Popularly known as the most beautiful attraction of Westfjords, Dynjandi waterfall is the biggest fall in the region. Also known as Fjallfoss, it is the first in a series of 7 waterfalls with a cumulative height of 100m, being 30m wide at the top and 60m wide at the base. While each of the waterfall beneath the main one on top is spectacular on its own, the cumulative effect of the seven falls is impressive and immersive. The sheer volume of water and its sound and power is surreal. Dynjandi in Icelandic means thunderous/resounding and the falls do justice to their name. The step-like composition and the crystal-clear water cascading the falls give the appearance of a beautiful bridal veil.
The Seven Falls of Dynjandi
Anyone who visits Dynjandi is sure to be in awe of its sheer size. The 6 waterfalls below it make up for a total elevated height of some 200m. The names of the sub-tiers in order are Strompgljúfrafoss, Göngumannfoss, Hríðsvaðsfoss, Hundafoss, and Bæjarfoss. Fun fact, all names end with the suffix foss, the Icelandic term for a waterfall. It is possible to walk behind Göngumannfoss (Gongufoss) while on the hike to the top.
Where does Dynjandi Originate?
The original source of the falls can be traced to the river Dynjandisá in the upland which is being fed by melting water from Dynjandisheiði, a mountain plateau with the glacier. This water flows to the falls and other lakes and rivers. Dynjandisá is a runoff river that sees an increase in volume up to 10 times when seasonally flooded during the springtime and winter.
The Hike to the Top
The hiking trail all the way up to the highest peak is quite an adventure. The path is as satisfying as the end as you can stop by all the smaller waterfalls as you move up. From the cark park, you can walk up to the base of the falls. The path is a little rocky with some sections being pretty steep – but overall it is doable by an average person. It takes around 15 minutes to reach the top and the scenic panoramic views get better the further up you go.

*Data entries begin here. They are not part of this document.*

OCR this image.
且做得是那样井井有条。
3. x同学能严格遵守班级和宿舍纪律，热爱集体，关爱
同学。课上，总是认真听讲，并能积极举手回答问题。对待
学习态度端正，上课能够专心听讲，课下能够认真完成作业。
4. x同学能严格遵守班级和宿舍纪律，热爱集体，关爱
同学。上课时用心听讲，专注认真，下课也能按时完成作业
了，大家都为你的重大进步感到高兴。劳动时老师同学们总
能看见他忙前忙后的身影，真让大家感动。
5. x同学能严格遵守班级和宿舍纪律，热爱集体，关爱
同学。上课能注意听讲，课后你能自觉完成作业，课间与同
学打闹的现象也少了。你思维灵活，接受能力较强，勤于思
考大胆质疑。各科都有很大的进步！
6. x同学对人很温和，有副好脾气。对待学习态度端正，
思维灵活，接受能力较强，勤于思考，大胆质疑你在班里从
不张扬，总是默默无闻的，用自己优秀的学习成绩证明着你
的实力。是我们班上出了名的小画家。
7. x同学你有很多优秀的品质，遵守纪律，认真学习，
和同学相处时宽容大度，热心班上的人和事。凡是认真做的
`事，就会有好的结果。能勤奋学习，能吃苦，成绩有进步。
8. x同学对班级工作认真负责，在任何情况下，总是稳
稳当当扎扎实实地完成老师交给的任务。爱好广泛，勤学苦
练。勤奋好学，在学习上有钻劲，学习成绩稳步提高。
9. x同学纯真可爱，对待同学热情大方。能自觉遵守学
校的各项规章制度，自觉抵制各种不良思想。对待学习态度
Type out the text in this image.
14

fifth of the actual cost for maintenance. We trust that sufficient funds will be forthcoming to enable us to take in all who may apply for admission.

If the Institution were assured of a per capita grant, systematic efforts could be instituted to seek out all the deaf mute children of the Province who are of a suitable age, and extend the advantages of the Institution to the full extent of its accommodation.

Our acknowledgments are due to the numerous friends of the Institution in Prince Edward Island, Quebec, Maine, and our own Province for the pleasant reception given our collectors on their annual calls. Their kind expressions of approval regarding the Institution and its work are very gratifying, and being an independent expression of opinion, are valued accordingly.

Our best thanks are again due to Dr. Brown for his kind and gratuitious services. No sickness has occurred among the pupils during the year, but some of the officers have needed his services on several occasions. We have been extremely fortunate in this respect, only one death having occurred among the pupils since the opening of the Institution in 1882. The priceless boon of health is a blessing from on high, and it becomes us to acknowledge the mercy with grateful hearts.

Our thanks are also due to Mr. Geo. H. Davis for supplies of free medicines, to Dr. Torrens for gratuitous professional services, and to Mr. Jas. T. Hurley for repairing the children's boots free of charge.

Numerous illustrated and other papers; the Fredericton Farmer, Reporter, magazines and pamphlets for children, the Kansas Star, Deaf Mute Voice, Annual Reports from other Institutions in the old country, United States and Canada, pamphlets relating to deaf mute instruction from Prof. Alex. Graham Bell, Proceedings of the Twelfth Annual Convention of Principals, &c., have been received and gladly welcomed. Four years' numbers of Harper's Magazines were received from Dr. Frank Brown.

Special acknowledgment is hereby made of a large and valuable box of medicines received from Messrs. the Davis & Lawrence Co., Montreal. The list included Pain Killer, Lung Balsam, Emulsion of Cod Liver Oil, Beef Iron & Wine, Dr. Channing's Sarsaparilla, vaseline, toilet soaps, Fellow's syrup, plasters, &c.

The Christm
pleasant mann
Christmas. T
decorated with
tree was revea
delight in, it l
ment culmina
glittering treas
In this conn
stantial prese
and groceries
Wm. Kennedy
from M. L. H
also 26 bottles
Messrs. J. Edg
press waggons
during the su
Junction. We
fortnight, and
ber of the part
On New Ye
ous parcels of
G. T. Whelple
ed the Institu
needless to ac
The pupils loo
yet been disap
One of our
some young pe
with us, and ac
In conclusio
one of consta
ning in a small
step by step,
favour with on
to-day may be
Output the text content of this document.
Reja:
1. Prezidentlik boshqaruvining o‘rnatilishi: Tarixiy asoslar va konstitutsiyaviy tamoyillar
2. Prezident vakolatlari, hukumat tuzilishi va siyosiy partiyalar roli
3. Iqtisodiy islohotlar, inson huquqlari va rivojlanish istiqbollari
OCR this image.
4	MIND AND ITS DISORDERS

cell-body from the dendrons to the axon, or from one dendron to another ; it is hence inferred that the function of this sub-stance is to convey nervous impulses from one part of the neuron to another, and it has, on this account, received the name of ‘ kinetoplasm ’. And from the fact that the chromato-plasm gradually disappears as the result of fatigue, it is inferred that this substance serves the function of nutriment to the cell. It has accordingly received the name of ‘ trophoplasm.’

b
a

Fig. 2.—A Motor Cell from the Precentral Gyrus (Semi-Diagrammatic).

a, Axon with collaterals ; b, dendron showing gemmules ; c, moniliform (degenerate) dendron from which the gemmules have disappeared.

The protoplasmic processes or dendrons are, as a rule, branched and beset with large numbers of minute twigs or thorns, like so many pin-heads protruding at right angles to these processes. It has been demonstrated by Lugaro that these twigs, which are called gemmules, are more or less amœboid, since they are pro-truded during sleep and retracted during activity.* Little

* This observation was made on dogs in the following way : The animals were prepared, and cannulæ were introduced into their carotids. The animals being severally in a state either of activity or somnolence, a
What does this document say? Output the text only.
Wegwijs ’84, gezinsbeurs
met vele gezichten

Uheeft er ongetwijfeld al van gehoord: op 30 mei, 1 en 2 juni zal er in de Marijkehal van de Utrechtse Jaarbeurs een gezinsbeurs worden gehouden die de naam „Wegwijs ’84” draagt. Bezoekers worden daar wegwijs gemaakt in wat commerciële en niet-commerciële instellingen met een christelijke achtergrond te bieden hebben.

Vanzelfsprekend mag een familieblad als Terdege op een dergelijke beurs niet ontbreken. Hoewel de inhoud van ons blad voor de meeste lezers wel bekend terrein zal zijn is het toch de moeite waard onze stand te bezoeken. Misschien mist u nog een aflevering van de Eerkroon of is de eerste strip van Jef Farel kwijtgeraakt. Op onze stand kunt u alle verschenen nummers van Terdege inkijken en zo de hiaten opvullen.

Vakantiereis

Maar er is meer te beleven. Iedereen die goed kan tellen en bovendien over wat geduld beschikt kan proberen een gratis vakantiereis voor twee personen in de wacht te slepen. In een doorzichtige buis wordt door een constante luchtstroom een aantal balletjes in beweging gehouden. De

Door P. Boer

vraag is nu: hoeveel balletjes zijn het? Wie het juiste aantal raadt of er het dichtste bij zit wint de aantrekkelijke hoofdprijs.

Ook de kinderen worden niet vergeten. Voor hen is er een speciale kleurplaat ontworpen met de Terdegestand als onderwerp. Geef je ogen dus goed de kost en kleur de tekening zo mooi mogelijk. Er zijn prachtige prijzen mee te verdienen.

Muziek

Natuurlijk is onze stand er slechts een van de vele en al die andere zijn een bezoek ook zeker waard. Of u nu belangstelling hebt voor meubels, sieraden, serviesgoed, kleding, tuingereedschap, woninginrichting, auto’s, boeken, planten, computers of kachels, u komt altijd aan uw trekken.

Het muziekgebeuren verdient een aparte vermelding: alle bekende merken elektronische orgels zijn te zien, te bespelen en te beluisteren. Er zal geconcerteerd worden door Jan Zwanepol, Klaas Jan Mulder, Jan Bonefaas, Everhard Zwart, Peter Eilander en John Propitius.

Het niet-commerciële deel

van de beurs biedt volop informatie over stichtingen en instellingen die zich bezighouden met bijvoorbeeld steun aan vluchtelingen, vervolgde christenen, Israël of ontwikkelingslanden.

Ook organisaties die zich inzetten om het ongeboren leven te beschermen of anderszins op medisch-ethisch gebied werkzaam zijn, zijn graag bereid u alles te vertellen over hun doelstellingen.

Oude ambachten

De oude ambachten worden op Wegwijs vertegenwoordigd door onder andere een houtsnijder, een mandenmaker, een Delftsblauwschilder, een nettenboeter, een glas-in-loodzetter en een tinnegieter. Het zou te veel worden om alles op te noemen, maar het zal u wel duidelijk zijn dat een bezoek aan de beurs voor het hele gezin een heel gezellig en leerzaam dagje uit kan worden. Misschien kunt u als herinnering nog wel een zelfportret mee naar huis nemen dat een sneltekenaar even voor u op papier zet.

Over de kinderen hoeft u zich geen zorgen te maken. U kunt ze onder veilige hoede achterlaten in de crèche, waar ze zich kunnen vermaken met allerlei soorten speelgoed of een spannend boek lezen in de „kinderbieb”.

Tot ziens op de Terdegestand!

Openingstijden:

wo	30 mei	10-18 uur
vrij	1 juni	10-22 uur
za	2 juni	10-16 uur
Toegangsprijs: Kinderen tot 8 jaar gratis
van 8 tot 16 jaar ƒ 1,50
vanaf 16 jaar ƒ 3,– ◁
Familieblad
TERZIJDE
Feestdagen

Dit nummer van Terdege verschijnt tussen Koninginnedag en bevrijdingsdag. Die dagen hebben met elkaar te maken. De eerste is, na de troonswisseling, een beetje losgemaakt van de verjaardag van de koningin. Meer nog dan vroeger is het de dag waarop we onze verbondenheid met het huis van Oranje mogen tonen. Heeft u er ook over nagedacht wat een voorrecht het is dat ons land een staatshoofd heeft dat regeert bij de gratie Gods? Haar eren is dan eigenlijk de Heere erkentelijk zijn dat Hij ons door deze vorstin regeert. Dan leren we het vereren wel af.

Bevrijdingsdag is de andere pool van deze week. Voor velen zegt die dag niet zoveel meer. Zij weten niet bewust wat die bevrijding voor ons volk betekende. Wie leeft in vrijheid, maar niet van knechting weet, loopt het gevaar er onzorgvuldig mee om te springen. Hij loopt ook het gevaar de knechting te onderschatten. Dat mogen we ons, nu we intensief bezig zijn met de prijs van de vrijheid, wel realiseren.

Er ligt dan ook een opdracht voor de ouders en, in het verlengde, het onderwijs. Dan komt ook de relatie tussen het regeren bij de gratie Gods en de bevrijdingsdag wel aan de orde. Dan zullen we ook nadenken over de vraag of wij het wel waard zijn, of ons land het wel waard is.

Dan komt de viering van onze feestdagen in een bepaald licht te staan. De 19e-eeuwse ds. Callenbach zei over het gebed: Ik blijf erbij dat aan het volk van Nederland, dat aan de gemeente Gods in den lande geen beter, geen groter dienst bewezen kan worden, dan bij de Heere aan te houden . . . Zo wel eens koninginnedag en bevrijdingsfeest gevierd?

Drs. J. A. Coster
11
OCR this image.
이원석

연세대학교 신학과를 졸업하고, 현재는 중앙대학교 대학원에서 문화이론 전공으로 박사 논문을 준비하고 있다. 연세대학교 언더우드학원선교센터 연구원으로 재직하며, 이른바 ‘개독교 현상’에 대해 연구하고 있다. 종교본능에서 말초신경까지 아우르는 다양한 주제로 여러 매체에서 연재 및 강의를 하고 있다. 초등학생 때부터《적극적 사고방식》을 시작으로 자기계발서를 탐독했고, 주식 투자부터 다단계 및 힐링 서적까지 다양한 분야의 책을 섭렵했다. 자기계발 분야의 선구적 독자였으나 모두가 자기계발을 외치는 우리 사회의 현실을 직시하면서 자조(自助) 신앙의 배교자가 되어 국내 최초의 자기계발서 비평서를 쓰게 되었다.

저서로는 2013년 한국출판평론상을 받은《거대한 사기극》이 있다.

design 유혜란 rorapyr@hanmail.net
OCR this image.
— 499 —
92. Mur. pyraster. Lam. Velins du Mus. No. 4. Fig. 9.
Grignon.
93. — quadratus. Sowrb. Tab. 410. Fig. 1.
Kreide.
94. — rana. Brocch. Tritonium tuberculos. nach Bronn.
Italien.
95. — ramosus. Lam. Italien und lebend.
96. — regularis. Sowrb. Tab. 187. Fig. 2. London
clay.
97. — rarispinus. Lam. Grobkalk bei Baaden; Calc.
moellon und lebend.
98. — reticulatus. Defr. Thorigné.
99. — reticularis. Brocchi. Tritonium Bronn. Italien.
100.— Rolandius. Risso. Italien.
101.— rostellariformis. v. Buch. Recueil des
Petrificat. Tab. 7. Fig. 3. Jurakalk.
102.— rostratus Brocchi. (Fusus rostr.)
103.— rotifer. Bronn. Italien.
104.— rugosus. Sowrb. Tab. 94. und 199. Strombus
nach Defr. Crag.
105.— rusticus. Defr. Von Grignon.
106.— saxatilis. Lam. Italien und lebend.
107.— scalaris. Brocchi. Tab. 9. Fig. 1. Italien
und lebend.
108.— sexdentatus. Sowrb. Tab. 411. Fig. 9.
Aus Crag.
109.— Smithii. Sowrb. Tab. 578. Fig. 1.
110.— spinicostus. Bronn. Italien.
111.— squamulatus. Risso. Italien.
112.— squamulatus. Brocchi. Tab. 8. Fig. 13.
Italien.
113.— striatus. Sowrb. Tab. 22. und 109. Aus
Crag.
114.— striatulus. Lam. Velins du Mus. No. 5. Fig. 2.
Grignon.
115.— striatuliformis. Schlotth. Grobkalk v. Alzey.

A word of caution, it is important to follow the marked paths when hiking. Don’t think about taking shortcuts as there are no guard rails along the falls. Dynjandi is also preserved as a natural protected monument and straying off the path can lead to unforeseen damage to nature around the falls. The paths are there for a reason and it is best to follow them!
How to Get There and Best Time to Visit
Situated between Dynjandisvogur bay and Arnarfjörður Fjord, Dynjandi is approximately 85 km away from the port town of Ísafjörður, with an hour and a half drive via Vestfjarðarvegur. It is located around 355 km from Reykjavík, making for a long 5-hour drive. Navigating around the falls can surely get you wet, and you should carry rain-gear such as waterproof jackets, camera covers, and cleaners to wipe. Wear good walking shoes with non-slip holes to get a good grip when walking on the rocky surface.
The best time to visit Dynjandi is the summer months, from May to October. It is during this time when you can easily spot the falls and reminisce in its majestic beauty. However, it is best to avoid the area during winters. Many roads are closed due to deep snow and frequent avalanches. They can be extremely slippery and dangerous – not suitable for driving or hiking.